Nader Yahya Alkeinay first came up with the idea for an Islam-focused social network because he felt the need to “correct the image of Islam in the eyes of foreign communities.”

“We decided to build a social network, because we realized they play a big role in spreading news and messages and we wanted to use this,” he explains.

While SocialPalz could be called the Facebook of Yemen, IslamTag could be called the Islam-focused Google+ of Yemen; it's interface is mostly cloned from Google+, especially its left-hand navigation. Yet IslamTag makes Google+'s journey to discover its userbase and optimal feature set look like a drop in the bucket when it comes to adding functions.

In short, IslamTag looks like it's trying to do everything, not all of which is related to Islam. The endless list of ingredients include:

  • A marketplace where users can display or buy products.A quiz section, where users can ask questions and receive the answers from others.

  • A VIP section that users automatically become part of once they have 20 points. “Volunteer admins monitor the VIP category and decide who becomes VIP,” explains Yayha.

  • A Pinterest like function that allows users to pin posts and share them.

  • An educational search engine, that aggregates and lists universities from the region, allowing  users to add new institutes as well.

  • A section to build games and apps, which works just like the Facebook apps.

  • A shortcut to international radio and another one to Youtube.

  • A recipes section where users can add their favorite recipes (which has only two recipes so far).

  • A travel destinations blog where users posts pictures, advices and notes about interesting places they have been to.

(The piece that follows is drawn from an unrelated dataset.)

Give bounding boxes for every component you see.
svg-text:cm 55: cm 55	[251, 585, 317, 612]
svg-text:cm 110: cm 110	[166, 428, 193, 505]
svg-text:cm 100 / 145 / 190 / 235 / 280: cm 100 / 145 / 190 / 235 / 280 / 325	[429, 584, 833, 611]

  • A forum where users can have discussions around specific topics most of the time launched by the founder.

This may beg the question of whether the social network is truly focused on Islam or whether it's simply aiming for maximum appeal at any cost. However, Yehya insists that this is the goal.

A fledgling success?

Yehya says he wants to become the leading Muslim social network for Arabs. However, that might be difficult given the number of Islamic social networks. Although none have actually become popular enough to compete with Facebook, the most popular non-political networks have [managed to build up quite a following]. Some of the most popular include Umamland, which is designed to abide by all Islamic laws, Salamworld a global social network based on Islamic idea of collaboration, MuslimGroups  which is a clone of Facebook when it comes to the design and functionalities but only targets Muslims, and Salamlife, which  features an Islamic lifestyle.

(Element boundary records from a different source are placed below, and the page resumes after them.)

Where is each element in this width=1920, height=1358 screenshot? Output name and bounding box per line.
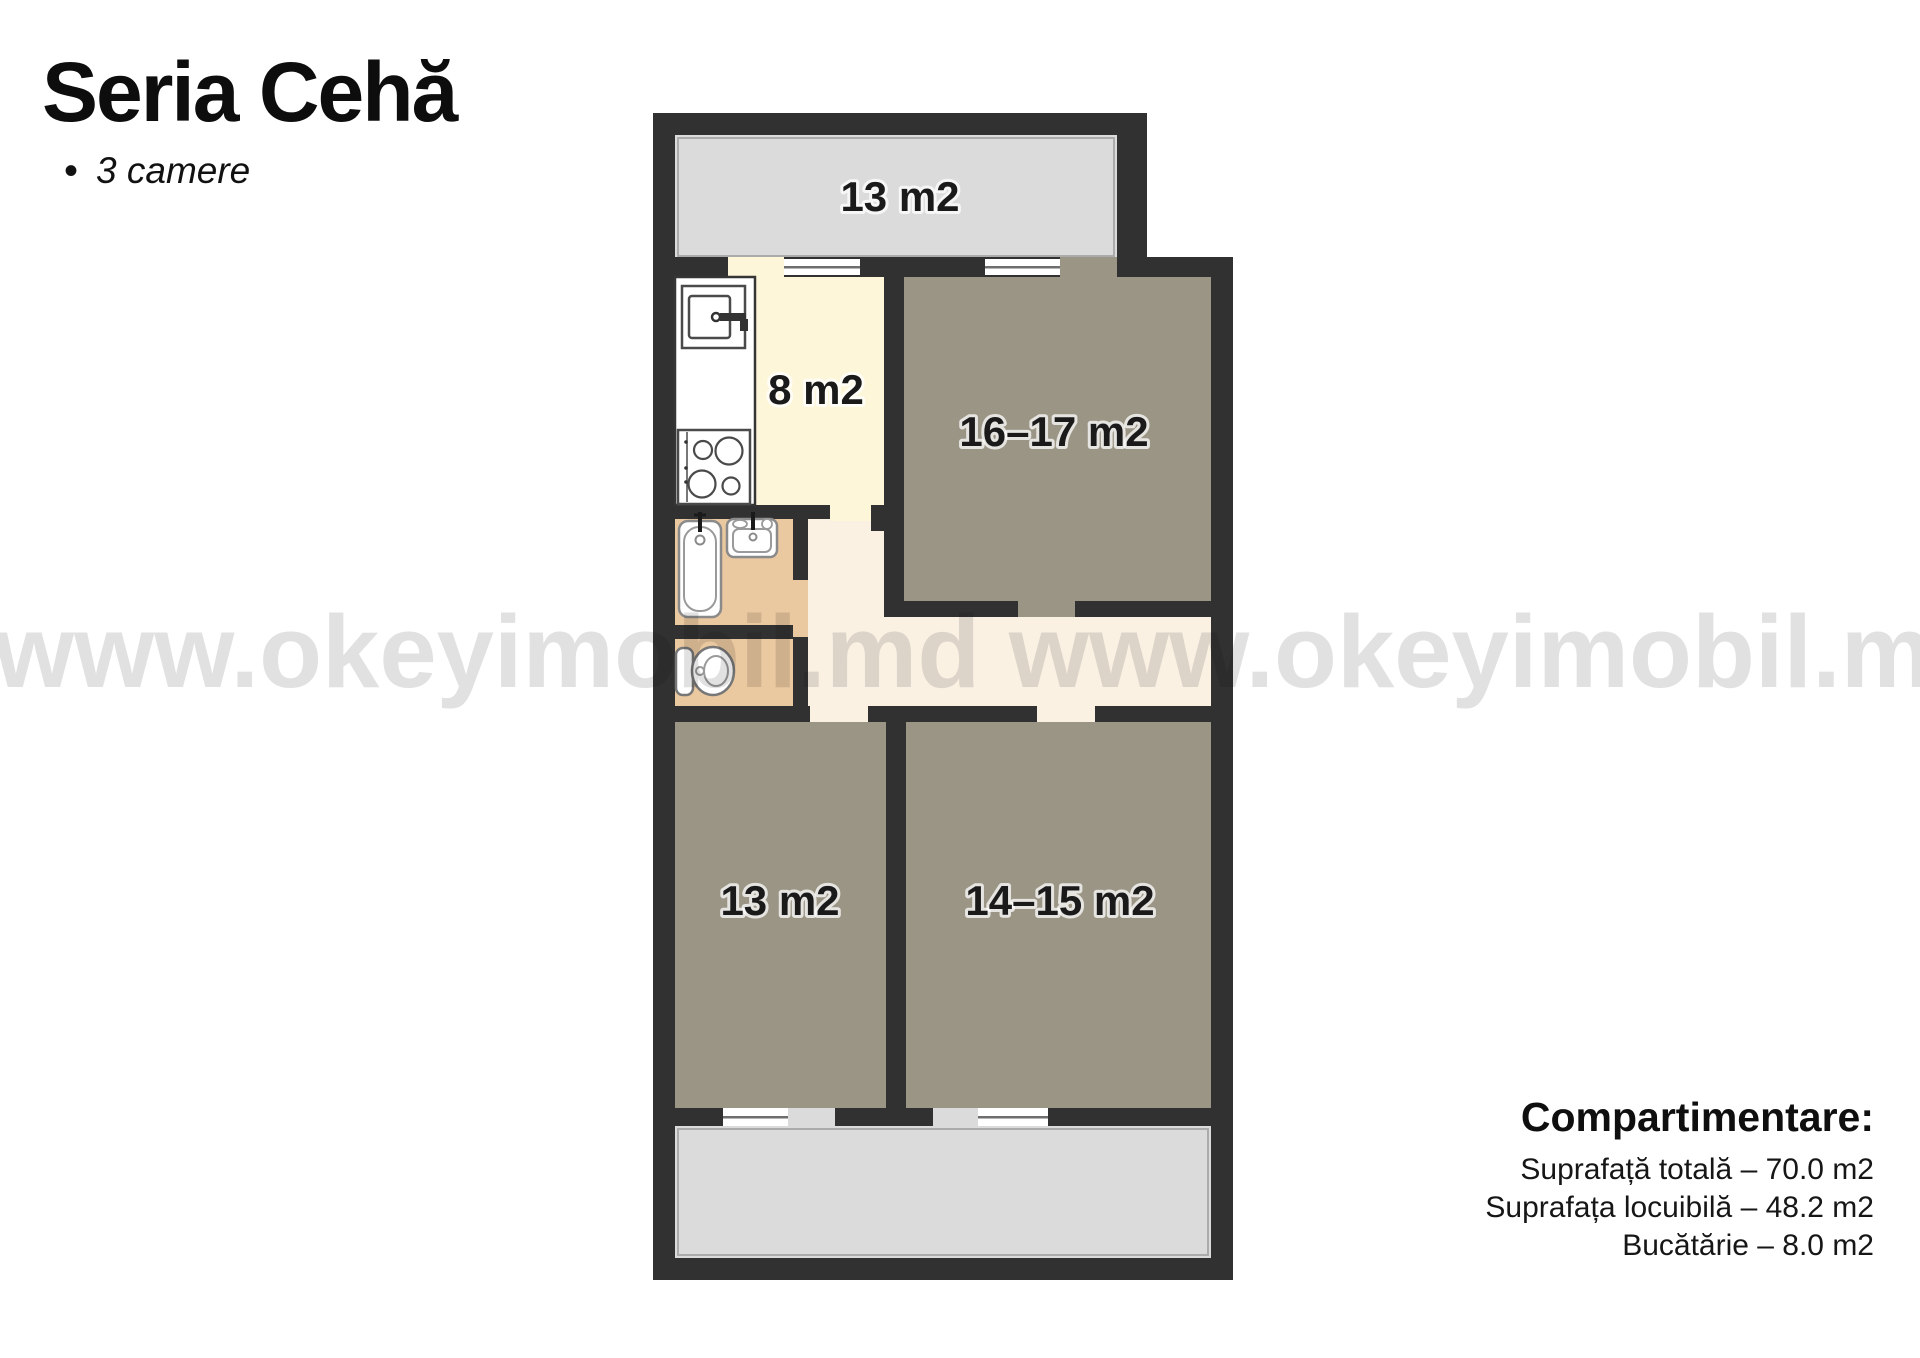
bedroom-left-window-icon <box>723 1108 788 1126</box>
bedroom-right-balcony-door <box>933 1108 978 1126</box>
living-balcony-door <box>1060 257 1117 277</box>
page-title: Seria Cehă <box>42 48 456 136</box>
wall-right <box>1211 257 1233 1280</box>
wall-kitchen-stub <box>871 505 886 531</box>
bathroom-hall-door <box>793 580 808 637</box>
bedroom-right-window-icon <box>978 1108 1048 1126</box>
summary-line-kitchen: Bucătărie – 8.0 m2 <box>1485 1227 1874 1265</box>
wall-living-bottom-right <box>1075 601 1211 617</box>
room-label-bedroom-left: 13 m2 <box>720 877 839 924</box>
summary-line-living: Suprafața locuibilă – 48.2 m2 <box>1485 1189 1874 1227</box>
living-hall-door <box>1018 601 1075 617</box>
living-window-icon <box>985 259 1060 275</box>
room-label-bedroom-right: 14–15 m2 <box>965 877 1154 924</box>
wall-living-bottom-left <box>884 601 1018 617</box>
wall-kitchen-living-divider <box>884 277 904 617</box>
wall-bath-wc-divider <box>653 625 793 639</box>
wall-bedrooms-divider <box>886 706 906 1126</box>
room-label-kitchen: 8 m2 <box>768 366 864 413</box>
subtitle-row: • 3 camere <box>64 150 456 192</box>
kitchen-window-icon <box>784 259 860 275</box>
wall-bath-right-upper <box>793 519 808 580</box>
bedroom-left-balcony-door <box>788 1108 835 1126</box>
wall-bath-right-lower <box>793 637 808 707</box>
summary-heading: Compartimentare: <box>1485 1094 1874 1141</box>
wall-kitchen-bottom <box>653 505 830 519</box>
summary-line-total: Suprafață totală – 70.0 m2 <box>1485 1151 1874 1189</box>
kitchen-balcony-door <box>728 257 784 277</box>
summary-lines: Suprafață totală – 70.0 m2 Suprafața loc… <box>1485 1151 1874 1265</box>
page-subtitle: 3 camere <box>96 150 250 192</box>
wall-bottom <box>653 1258 1233 1280</box>
wall-balcony-right <box>1117 113 1147 277</box>
kitchen-sink-icon <box>682 286 748 348</box>
wall-top <box>653 113 1147 135</box>
summary-block: Compartimentare: Suprafață totală – 70.0… <box>1485 1094 1874 1265</box>
hallway-arm-fill <box>808 519 884 617</box>
toilet-icon <box>676 647 734 695</box>
bedroom-left-door <box>810 706 868 722</box>
kitchen-hall-door <box>830 505 871 521</box>
bathtub-icon <box>679 512 721 617</box>
bathroom-sink-icon <box>727 512 777 557</box>
balcony-bottom-fill <box>675 1126 1211 1258</box>
hallway-main-fill <box>808 617 1211 706</box>
bedroom-right-door <box>1037 706 1095 722</box>
wall-hall-bottom-right <box>1095 706 1211 722</box>
room-label-living: 16–17 m2 <box>959 408 1148 455</box>
wall-bedrooms-bottom-2 <box>835 1108 933 1126</box>
stove-icon <box>678 430 750 504</box>
wall-hall-bottom-left <box>653 706 810 722</box>
wall-bedrooms-bottom-1 <box>653 1108 723 1126</box>
room-label-balcony-top: 13 m2 <box>840 173 959 220</box>
wall-bedrooms-bottom-3 <box>1048 1108 1211 1126</box>
bullet-icon: • <box>64 151 78 191</box>
page-header: Seria Cehă • 3 camere <box>42 48 456 192</box>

However, despite being wildly unfocused and having a host of global competitors, IslamTag is still gaining popularity in Yemen. It has registered a total of 40,000 reigstered users, of which 25,000 are active, with 150 new registors joining and 6,000 unique visitors joining daily.

The reason for its fledgling success might simply be that the Yemeni market is so young and underserved that users will take what they can get. Another is perhaps that Yehya has built in some gamification elements to keep users engaged, even if the platform itself is unfocused. Users can win 5 points each time they comment, post, and interact with their friends. After getting to 20 points, the user becomes verified, which allows him to use the blog section and get more space to upload photos.

Taking the initiative offline 

Despite the myriad functionalities on the site, however, Yahya remains dedicated to his primary goal: educating participants about Islam. Success for him seems to be more defined by this agenda rather than his number of users; aside from a vague plan to monetize the gamification element, allowing users to buy more points, he has no revenue model. He built the platform using open source code and he works with a team of volunteers who are also students.  

To take it further, he now plans to register IslamTag as an NGO in both Malaysia and Yemen, to launch offline trainings in order to raise awareness in universities and schools about Islam, encouraging attendees to change their 
lifestyle positively and develop social skills.

He may be trying to do too much, but without a desire to make revenue, what would constrain him? And what is the cost? He'll only find out if SocialPalz takes his market share or another competitor comes along to eat his lunch.